What is a Rapid Ethical Assessment?
Adamu is an internationally renowned expert on REA, an ethnographic approach developed to design context-tailored consent processes for voluntary participation in research.
With Adamu’s guidance, REA has been conducted before for a number of our global health research projects to help address some of the specific challenges faced when working with communities in low-income settings and where study participants’ socioeconomic status, education level and poor health make them vulnerable. It these settings it can be challenging to deliver complex information in a comprehensible way.
These issues are explored using REA to ensure consent is truly informed and participation truly voluntary. The REA process is itself tailored specifically to each community and research project, thus Adamu found himself in Kigali to support REA activities prior to the start of GHRU research in Rwanda.
How is REA involved in the GHRU?
Co-organised by Dr Lawrence Rugema and Jean Pierre Ngangali, the REA workshop began with an introduction from Lawrence to the Rwandan team and an overview of the podoconiosis projects planned in Rwanda.
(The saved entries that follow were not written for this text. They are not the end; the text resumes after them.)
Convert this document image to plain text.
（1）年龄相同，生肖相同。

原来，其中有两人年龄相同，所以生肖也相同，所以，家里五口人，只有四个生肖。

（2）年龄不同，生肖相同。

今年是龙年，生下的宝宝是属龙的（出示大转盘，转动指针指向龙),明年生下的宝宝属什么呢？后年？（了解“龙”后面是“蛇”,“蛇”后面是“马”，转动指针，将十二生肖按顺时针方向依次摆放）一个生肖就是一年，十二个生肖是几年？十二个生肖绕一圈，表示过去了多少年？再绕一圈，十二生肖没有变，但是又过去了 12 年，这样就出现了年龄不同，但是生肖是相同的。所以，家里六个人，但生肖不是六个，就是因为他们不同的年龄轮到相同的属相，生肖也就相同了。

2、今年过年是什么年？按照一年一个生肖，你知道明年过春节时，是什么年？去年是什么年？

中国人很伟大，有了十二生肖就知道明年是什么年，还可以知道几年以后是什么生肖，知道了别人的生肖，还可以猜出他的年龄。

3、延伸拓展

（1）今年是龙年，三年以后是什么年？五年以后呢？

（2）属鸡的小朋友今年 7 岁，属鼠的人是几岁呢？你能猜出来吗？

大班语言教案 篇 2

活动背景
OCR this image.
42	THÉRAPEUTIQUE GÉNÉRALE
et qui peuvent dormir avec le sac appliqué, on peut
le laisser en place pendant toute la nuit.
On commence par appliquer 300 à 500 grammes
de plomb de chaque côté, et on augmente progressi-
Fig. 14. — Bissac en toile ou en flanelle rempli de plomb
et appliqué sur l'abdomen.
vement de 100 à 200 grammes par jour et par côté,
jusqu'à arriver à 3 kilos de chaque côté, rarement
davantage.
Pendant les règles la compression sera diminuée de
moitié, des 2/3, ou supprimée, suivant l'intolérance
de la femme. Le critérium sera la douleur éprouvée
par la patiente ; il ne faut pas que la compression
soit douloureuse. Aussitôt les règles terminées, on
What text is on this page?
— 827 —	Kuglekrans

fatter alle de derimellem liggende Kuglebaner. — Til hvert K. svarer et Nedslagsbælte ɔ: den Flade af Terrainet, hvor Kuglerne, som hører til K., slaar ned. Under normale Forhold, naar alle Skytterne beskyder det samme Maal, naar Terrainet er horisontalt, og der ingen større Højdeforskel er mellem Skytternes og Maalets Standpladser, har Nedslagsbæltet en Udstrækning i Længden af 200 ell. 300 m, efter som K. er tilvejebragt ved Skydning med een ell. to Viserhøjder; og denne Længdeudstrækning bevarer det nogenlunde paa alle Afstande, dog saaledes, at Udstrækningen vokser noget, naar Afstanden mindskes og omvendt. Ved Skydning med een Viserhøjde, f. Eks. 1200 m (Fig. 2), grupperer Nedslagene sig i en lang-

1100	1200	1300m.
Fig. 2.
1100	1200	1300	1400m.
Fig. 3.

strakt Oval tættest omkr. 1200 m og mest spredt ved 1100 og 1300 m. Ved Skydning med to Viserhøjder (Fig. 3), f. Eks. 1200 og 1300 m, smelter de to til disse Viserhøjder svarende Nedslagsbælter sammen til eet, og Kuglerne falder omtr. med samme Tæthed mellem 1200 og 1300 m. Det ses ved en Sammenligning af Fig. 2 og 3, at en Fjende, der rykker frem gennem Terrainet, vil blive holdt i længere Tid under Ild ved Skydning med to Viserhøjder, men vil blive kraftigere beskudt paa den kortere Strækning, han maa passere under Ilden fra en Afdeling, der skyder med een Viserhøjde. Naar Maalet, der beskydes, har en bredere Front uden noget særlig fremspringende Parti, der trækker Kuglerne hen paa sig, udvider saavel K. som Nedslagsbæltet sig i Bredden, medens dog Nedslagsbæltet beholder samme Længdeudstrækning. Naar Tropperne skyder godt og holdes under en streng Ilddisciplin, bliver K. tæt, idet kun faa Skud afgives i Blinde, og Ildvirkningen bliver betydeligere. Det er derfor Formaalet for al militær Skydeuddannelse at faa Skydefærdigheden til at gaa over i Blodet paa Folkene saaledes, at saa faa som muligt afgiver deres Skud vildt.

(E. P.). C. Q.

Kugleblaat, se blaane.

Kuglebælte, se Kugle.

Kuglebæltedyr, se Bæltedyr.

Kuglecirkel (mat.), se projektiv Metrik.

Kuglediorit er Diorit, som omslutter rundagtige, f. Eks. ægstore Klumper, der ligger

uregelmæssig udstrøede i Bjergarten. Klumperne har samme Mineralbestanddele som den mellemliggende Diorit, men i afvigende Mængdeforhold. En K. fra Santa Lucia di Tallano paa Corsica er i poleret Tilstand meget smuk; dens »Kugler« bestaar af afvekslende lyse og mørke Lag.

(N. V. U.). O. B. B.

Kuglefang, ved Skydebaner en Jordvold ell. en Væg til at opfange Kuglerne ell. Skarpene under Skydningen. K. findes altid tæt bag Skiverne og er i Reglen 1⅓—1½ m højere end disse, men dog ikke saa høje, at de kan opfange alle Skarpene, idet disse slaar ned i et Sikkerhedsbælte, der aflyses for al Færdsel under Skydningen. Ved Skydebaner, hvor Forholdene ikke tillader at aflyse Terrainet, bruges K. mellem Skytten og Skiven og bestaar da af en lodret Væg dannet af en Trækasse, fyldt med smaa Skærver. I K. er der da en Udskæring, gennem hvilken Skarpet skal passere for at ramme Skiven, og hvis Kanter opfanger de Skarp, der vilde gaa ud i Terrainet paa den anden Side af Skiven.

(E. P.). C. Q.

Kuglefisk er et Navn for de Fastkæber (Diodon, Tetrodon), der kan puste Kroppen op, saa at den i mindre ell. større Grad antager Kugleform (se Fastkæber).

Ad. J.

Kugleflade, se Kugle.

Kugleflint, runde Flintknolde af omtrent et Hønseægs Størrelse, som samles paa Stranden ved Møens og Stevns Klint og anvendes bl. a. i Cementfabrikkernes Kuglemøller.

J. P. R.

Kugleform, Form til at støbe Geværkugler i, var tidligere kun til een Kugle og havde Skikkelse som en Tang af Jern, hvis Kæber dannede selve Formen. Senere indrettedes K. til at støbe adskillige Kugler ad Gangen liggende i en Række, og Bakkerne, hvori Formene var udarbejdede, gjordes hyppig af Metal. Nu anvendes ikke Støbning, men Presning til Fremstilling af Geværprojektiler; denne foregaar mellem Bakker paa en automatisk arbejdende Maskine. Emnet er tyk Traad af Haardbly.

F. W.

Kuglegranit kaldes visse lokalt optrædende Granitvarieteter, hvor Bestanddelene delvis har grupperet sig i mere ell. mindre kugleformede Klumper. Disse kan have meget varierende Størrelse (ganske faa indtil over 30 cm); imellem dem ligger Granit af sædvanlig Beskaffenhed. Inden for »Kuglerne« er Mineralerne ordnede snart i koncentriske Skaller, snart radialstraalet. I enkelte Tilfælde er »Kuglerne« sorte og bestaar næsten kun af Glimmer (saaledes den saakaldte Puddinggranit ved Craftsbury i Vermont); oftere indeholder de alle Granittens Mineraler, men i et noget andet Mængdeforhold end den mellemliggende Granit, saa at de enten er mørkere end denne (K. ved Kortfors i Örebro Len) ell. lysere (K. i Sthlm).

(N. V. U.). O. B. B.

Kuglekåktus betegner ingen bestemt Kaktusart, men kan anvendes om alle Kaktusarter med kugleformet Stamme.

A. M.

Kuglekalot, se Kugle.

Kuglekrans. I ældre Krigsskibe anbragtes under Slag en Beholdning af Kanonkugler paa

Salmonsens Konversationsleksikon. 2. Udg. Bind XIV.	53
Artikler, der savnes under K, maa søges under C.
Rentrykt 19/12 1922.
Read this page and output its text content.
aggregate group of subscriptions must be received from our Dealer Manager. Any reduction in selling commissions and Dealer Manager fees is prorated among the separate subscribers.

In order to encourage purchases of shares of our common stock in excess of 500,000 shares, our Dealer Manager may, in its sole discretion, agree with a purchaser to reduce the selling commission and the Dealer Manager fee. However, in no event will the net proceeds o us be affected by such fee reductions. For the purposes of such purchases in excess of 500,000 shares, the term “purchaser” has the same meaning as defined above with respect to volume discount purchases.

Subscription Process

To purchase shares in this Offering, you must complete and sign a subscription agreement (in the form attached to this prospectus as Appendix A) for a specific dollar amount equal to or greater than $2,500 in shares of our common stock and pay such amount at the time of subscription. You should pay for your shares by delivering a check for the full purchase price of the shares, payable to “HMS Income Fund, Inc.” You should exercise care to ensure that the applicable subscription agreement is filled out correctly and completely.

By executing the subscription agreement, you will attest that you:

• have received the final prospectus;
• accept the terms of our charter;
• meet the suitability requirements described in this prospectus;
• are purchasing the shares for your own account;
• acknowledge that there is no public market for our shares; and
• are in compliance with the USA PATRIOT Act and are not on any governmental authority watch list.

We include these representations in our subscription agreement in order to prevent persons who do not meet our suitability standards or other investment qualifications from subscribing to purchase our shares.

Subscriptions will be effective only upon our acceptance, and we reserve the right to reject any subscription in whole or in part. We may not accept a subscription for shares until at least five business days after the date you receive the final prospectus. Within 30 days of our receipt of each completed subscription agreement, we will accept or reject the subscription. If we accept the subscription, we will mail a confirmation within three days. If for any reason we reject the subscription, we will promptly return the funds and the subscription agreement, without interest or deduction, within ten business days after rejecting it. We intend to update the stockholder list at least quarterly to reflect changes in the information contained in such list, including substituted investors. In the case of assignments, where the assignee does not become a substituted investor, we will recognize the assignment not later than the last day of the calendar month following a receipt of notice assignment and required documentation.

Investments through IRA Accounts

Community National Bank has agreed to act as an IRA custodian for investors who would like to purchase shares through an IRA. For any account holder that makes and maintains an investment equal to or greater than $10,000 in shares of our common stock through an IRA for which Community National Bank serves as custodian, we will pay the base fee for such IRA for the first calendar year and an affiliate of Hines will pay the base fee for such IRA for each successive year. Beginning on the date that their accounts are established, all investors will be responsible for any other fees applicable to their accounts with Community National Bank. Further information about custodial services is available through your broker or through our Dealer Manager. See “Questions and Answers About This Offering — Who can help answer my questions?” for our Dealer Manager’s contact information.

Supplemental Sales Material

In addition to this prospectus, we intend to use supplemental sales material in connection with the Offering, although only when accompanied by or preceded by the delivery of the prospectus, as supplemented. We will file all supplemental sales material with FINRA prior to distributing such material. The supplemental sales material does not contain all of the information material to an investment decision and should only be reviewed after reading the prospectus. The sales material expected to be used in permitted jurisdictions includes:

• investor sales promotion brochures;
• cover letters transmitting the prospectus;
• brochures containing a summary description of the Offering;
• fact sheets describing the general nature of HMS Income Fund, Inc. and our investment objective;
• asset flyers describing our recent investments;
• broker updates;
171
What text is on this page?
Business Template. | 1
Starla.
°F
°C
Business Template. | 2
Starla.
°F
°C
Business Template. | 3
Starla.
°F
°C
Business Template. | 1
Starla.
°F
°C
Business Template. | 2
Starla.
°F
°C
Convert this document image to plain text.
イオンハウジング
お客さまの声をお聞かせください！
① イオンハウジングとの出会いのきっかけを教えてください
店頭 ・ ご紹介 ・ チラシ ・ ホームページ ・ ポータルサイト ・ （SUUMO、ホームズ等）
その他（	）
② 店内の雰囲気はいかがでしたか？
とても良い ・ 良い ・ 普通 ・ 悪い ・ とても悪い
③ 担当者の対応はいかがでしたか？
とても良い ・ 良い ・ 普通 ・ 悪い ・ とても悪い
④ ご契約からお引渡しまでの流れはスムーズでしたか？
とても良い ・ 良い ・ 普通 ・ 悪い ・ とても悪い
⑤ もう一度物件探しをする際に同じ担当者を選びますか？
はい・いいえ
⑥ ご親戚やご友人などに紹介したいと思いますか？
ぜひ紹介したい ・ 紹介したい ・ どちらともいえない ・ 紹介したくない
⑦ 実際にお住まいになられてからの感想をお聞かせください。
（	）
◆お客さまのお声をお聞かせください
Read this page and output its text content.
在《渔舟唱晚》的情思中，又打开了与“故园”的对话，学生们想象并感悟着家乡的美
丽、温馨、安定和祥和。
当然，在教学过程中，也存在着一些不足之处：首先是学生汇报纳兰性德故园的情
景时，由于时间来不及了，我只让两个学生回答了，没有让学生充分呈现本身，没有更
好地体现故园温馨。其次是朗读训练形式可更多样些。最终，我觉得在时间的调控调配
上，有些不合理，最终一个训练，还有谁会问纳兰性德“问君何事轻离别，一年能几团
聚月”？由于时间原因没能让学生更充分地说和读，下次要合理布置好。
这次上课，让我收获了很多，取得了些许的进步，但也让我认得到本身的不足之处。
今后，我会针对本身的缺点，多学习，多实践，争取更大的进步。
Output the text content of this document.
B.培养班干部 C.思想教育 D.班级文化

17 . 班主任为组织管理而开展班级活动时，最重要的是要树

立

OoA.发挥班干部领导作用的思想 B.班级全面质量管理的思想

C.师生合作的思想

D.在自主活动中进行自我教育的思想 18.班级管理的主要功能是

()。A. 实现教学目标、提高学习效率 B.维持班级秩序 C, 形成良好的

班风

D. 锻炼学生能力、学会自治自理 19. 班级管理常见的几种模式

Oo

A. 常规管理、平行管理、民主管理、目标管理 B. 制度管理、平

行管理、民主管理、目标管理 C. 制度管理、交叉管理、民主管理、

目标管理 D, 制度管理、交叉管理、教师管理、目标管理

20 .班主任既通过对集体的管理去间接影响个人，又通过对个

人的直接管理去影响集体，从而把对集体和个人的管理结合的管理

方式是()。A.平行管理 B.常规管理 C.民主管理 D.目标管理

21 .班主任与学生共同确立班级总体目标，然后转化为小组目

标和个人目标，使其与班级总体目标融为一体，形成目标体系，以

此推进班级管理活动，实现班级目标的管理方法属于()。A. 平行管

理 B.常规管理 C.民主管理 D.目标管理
He encouraged the workshop participants to learn from the Ethiopian experience as they developed REA protocols for the Rwandan context.
Adamu then gave an overview of REA highlighting what it was and what it was not, explaining the role of REA in mapping the ethical terrain prior to recruiting study participants. Reference was made to the need to contextualize REA in Rwanda.
The workshop concluded with an agreement to design and implement REA protocols for use in Rwanda as a collaboration between the Universities of Addis Ababa and Rwanda.